Health official fights virus personally and professionally - GulfToday

Health official fights virus personally and professionally


Matar Al Nuaimi.

As a former military man,  Matar Al Nuaimi, Director General of the Abu Dhabi Public Health Centre and Director of the Emergency and Disaster Management Division, knows very well the importance of being prepared for a major battle.

“I believe in the importance of training in all fields,” says Matar, an ex-Staff Colonel in the UAE Armed Forces. “I know that by training thoroughly and effectively you can accomplish at least 70% of your mission, as I contributed in training high-level medical staff while I was in the military.”

But unfortunately, few people in the world were prepared for the events that unfolded in the next weeks and months following the news in January 2020 of a novel coronavirus that emerged in China.

 It quickly became the biggest battle of his life – from mobilising a huge part of the UAE’s response of ongoing and determined work to supporting the great efforts made in the UAE’s response to the pandemic, to being struck down with COVID-19 himself and performing his job from a hospital bed in medical isolation site for 20 days.

He recounts some details of his battle saying: “It was fate.

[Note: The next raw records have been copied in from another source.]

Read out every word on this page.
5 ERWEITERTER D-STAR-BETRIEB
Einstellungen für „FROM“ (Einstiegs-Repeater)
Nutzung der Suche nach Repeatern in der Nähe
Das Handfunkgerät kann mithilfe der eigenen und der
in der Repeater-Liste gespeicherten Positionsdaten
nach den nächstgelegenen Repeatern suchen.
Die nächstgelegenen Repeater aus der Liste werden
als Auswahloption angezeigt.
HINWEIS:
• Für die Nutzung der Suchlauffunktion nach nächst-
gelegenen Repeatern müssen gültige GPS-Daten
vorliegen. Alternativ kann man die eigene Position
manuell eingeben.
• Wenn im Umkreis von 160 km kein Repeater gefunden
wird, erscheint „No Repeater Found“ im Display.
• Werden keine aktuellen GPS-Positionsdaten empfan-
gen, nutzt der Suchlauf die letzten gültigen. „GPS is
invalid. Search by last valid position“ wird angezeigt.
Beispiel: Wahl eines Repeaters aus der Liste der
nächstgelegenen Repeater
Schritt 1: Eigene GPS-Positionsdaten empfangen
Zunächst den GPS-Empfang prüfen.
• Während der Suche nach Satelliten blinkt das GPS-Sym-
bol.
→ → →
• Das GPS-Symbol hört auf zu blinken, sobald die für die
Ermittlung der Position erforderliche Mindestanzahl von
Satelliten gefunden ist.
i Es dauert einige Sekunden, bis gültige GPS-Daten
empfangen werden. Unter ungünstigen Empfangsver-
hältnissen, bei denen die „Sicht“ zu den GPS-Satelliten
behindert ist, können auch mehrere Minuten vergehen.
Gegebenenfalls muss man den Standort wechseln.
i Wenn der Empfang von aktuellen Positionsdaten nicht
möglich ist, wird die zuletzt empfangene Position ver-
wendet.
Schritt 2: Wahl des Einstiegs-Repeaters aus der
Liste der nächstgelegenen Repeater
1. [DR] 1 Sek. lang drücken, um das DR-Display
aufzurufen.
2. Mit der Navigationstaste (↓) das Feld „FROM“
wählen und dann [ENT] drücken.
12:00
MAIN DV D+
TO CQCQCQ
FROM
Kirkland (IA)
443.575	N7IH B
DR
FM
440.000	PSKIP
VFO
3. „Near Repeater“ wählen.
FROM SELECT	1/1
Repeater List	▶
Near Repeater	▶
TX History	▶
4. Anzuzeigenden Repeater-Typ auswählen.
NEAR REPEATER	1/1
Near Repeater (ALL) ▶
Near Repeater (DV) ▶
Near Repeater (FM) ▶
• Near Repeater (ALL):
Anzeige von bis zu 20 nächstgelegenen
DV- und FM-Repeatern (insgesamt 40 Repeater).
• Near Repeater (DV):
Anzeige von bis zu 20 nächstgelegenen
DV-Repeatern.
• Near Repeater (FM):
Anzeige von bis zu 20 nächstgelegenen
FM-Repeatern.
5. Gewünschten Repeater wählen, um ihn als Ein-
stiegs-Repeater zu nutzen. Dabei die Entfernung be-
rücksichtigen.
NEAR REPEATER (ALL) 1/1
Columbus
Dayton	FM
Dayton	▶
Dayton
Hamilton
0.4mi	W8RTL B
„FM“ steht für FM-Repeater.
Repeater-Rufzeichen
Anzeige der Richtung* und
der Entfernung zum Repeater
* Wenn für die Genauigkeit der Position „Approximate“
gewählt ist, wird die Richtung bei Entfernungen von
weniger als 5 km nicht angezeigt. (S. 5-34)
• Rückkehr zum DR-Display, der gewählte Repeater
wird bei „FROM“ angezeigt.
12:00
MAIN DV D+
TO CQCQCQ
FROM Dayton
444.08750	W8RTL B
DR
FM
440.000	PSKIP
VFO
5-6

It was my fate to deal with COVID-19 both professionally and as a patient.

“On the 8th of February I started getting sick - I had a fever and a feeling that it was COVID-19, so I went directly to the hospital and got tested.

“I had the sickness symptoms when the test results came out positive, it was very stressful for me and my family, but I was determined not to stop performing my duty for a single day even though I was in isolation. I felt that my duty was pushing me to continue working, I wanted my teams in Abu Dhabi, Al Ain, Al Dhafra to see me on a daily basis, aiming to promote the idea that no matter what we are going through, we all are in this fight together, to serve our part toward our country and the UAE community.”

His Highness Sheikh Mohamed Bin Zayed Al Nahyan, Crown Prince of Abu Dhabi and Deputy Supreme Commander of the UAE Armed Forces, called him personally during his hospital stay to check on him, and that is not a strange thing for His Highness or the leaders of this country.

Matar Al Nuaimi’s determination to support the nation’s efforts is palpable and his ‘lead by example’ approach has been highly effective. However, he explains, his personal experience was minor compared to the larger task at hand.

Al Nuaimi says: “The story really began a long time ago, following a statement from the World Health Organisation made about a big risk posed by a potential pandemic of an infectious disease transmitting through airborne particles. This led to mobilise all efforts in preparation for the disease, which we already have the means of defence and pre-emptive action against and it has subsequently proved to be an important and effective element in our response to COVID-19 when it eventually came.”

The index included training, medical capabilities and equipment, communication and integration of the UAE’s many health care systems. “This was all before COVID-19 actually hit,” says Matar. “Therefore, we were keen to start some necessary procedures to introduce health workers about the pathological case in the health sector, which was on January 21st, sending a circular and notification to all concerned that the infection will inevitably reach the UAE, and that immediate preparation and processing is the first thing we do.”

The action was swift, decisive, and multi-faceted: educating medics on the symptoms, bringing an early reference sample of the virus to the laboratory at Sheikh Khalifa Medical City, quickly growing the number of labs, launching 39 mobile surveillance teams for public screenings, pro-actively testing the vulnerable, identifying and opening isolation centres and field hospitals. In addition, another important and vital element is informing and educating the public about all information related to the disease, coinciding with aligning with multiple concerned Government agencies.

Matar says: “We did not want to overwhelm the health sector; putting that amount of pressure on the healthcare system could result in unwelcomed outcomes – you will not be able to do anything else.”